Modern popular culture[edit]

Diane Wolkstein and Samuel Noah Kramer compiled Enheduanna's poems into a unified epic poem, Inanna: Queen of Heaven and Earth in 1983[22]Wolkstein's adaptation became the basis of various other publications, including Judy Grahn's Queen of Swords (1987) Alice Notley's The Descent of Alette (1996) and Annie Finch's Among the Goddesses' (2010). Jungian analyst Betty De Shong Meador in 2001 translated works by Enheduanna and written two books on the subject, Inanna: Lady of Largest Heart[23] and Princess, priestess, poet: the Sumerian temple hymns of Enheduanna.[24]Minnesota author Cass Dalglish has published a "contemporary poetic adaptation" of Nin-me-sar-ra in 2008.[25] Being not just the earliest known poet in world history, but one of the first women known to history, Enheduanna has gained attention in feminism.[26]

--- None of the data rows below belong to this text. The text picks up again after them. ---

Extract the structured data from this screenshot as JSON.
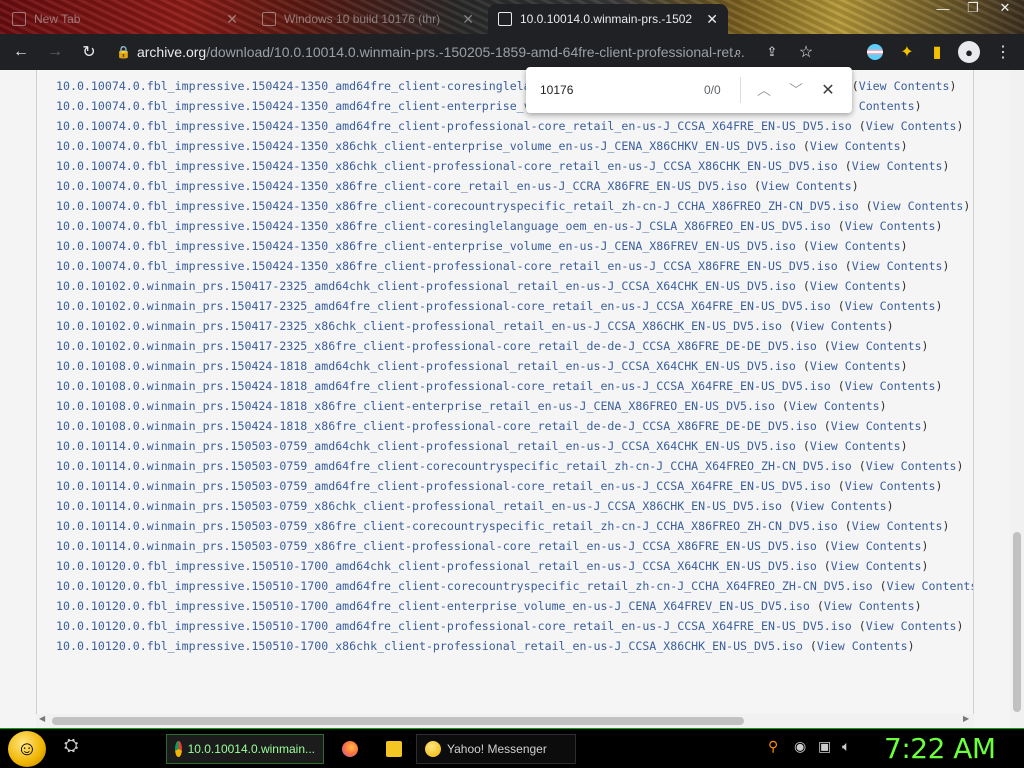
{
  "browser": {
    "tabs": [
      {
        "title": "New Tab",
        "active": false
      },
      {
        "title": "Windows 10 build 10176 (thr)",
        "active": false
      },
      {
        "title": "10.0.10014.0.winmain-prs.-15020",
        "active": true
      }
    ],
    "url_domain": "archive.org",
    "url_path": "/download/10.0.10014.0.winmain-prs.-150205-1859-amd-64fre-client-professional-ret..."
  },
  "find": {
    "query": "10176",
    "count": "0/0"
  },
  "listing": [
    {
      "file": "10.0.10074.0.fbl_impressive.150424-1350_amd64fre_client-coresinglelanguage_oem_en-us-J_CSLA_X64FREO_EN-US_DV5.iso",
      "link": "View Contents"
    },
    {
      "file": "10.0.10074.0.fbl_impressive.150424-1350_amd64fre_client-enterprise_volume_en-us-J_CENA_X64FREV_EN-US_DV5.iso",
      "link": "View Contents"
    },
    {
      "file": "10.0.10074.0.fbl_impressive.150424-1350_amd64fre_client-professional-core_retail_en-us-J_CCSA_X64FRE_EN-US_DV5.iso",
      "link": "View Contents"
    },
    {
      "file": "10.0.10074.0.fbl_impressive.150424-1350_x86chk_client-enterprise_volume_en-us-J_CENA_X86CHKV_EN-US_DV5.iso",
      "link": "View Contents"
    },
    {
      "file": "10.0.10074.0.fbl_impressive.150424-1350_x86chk_client-professional-core_retail_en-us-J_CCSA_X86CHK_EN-US_DV5.iso",
      "link": "View Contents"
    },
    {
      "file": "10.0.10074.0.fbl_impressive.150424-1350_x86fre_client-core_retail_en-us-J_CCRA_X86FRE_EN-US_DV5.iso",
      "link": "View Contents"
    },
    {
      "file": "10.0.10074.0.fbl_impressive.150424-1350_x86fre_client-corecountryspecific_retail_zh-cn-J_CCHA_X86FREO_ZH-CN_DV5.iso",
      "link": "View Contents"
    },
    {
      "file": "10.0.10074.0.fbl_impressive.150424-1350_x86fre_client-coresinglelanguage_oem_en-us-J_CSLA_X86FREO_EN-US_DV5.iso",
      "link": "View Contents"
    },
    {
      "file": "10.0.10074.0.fbl_impressive.150424-1350_x86fre_client-enterprise_volume_en-us-J_CENA_X86FREV_EN-US_DV5.iso",
      "link": "View Contents"
    },
    {
      "file": "10.0.10074.0.fbl_impressive.150424-1350_x86fre_client-professional-core_retail_en-us-J_CCSA_X86FRE_EN-US_DV5.iso",
      "link": "View Contents"
    },
    {
      "file": "10.0.10102.0.winmain_prs.150417-2325_amd64chk_client-professional_retail_en-us-J_CCSA_X64CHK_EN-US_DV5.iso",
      "link": "View Contents"
    },
    {
      "file": "10.0.10102.0.winmain_prs.150417-2325_amd64fre_client-professional-core_retail_en-us-J_CCSA_X64FRE_EN-US_DV5.iso",
      "link": "View Contents"
    },
    {
      "file": "10.0.10102.0.winmain_prs.150417-2325_x86chk_client-professional_retail_en-us-J_CCSA_X86CHK_EN-US_DV5.iso",
      "link": "View Contents"
    },
    {
      "file": "10.0.10102.0.winmain_prs.150417-2325_x86fre_client-professional-core_retail_de-de-J_CCSA_X86FRE_DE-DE_DV5.iso",
      "link": "View Contents"
    },
    {
      "file": "10.0.10108.0.winmain_prs.150424-1818_amd64chk_client-professional_retail_en-us-J_CCSA_X64CHK_EN-US_DV5.iso",
      "link": "View Contents"
    },
    {
      "file": "10.0.10108.0.winmain_prs.150424-1818_amd64fre_client-professional-core_retail_en-us-J_CCSA_X64FRE_EN-US_DV5.iso",
      "link": "View Contents"
    },
    {
      "file": "10.0.10108.0.winmain_prs.150424-1818_x86fre_client-enterprise_retail_en-us-J_CENA_X86FREO_EN-US_DV5.iso",
      "link": "View Contents"
    },
    {
      "file": "10.0.10108.0.winmain_prs.150424-1818_x86fre_client-professional-core_retail_de-de-J_CCSA_X86FRE_DE-DE_DV5.iso",
      "link": "View Contents"
    },
    {
      "file": "10.0.10114.0.winmain_prs.150503-0759_amd64chk_client-professional_retail_en-us-J_CCSA_X64CHK_EN-US_DV5.iso",
      "link": "View Contents"
    },
    {
      "file": "10.0.10114.0.winmain_prs.150503-0759_amd64fre_client-corecountryspecific_retail_zh-cn-J_CCHA_X64FREO_ZH-CN_DV5.iso",
      "link": "View Contents"
    },
    {
      "file": "10.0.10114.0.winmain_prs.150503-0759_amd64fre_client-professional-core_retail_en-us-J_CCSA_X64FRE_EN-US_DV5.iso",
      "link": "View Contents"
    },
    {
      "file": "10.0.10114.0.winmain_prs.150503-0759_x86chk_client-professional_retail_en-us-J_CCSA_X86CHK_EN-US_DV5.iso",
      "link": "View Contents"
    },
    {
      "file": "10.0.10114.0.winmain_prs.150503-0759_x86fre_client-corecountryspecific_retail_zh-cn-J_CCHA_X86FREO_ZH-CN_DV5.iso",
      "link": "View Contents"
    },
    {
      "file": "10.0.10114.0.winmain_prs.150503-0759_x86fre_client-professional-core_retail_en-us-J_CCSA_X86FRE_EN-US_DV5.iso",
      "link": "View Contents"
    },
    {
      "file": "10.0.10120.0.fbl_impressive.150510-1700_amd64chk_client-professional_retail_en-us-J_CCSA_X64CHK_EN-US_DV5.iso",
      "link": "View Contents"
    },
    {
      "file": "10.0.10120.0.fbl_impressive.150510-1700_amd64fre_client-corecountryspecific_retail_zh-cn-J_CCHA_X64FREO_ZH-CN_DV5.iso",
      "link": "View Contents"
    },
    {
      "file": "10.0.10120.0.fbl_impressive.150510-1700_amd64fre_client-enterprise_volume_en-us-J_CENA_X64FREV_EN-US_DV5.iso",
      "link": "View Contents"
    },
    {
      "file": "10.0.10120.0.fbl_impressive.150510-1700_amd64fre_client-professional-core_retail_en-us-J_CCSA_X64FRE_EN-US_DV5.iso",
      "link": "View Contents"
    },
    {
      "file": "10.0.10120.0.fbl_impressive.150510-1700_x86chk_client-professional_retail_en-us-J_CCSA_X86CHK_EN-US_DV5.iso",
      "link": "View Contents"
    }
  ],
  "taskbar": {
    "items": [
      {
        "label": "10.0.10014.0.winmain...",
        "icon": "chrome-icon",
        "active": true
      },
      {
        "label": "",
        "icon": "firefox-icon",
        "active": false
      },
      {
        "label": "",
        "icon": "folder-icon",
        "active": false
      },
      {
        "label": "Yahoo! Messenger",
        "icon": "yahoo-messenger-icon",
        "active": false
      }
    ],
    "clock": "7:22 AM"
  },
  "colors": {
    "link": "#3b5f9b",
    "clock": "#6cff3c",
    "tab_active_bg": "#202124"
  }
}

Enheduanna is the subject of the episode "The Immortals" of the science television series Cosmos: A Spacetime Odyssey, where she was voiced by Christiane Amanpour.
In 2015, the IAU named a crater on Mercury after Enheduanna.[27] Under IAU rules, all new craters on Mercury must be named after an artist, composer, or writer who was famous for more than 50 years and has been dead for more than three years.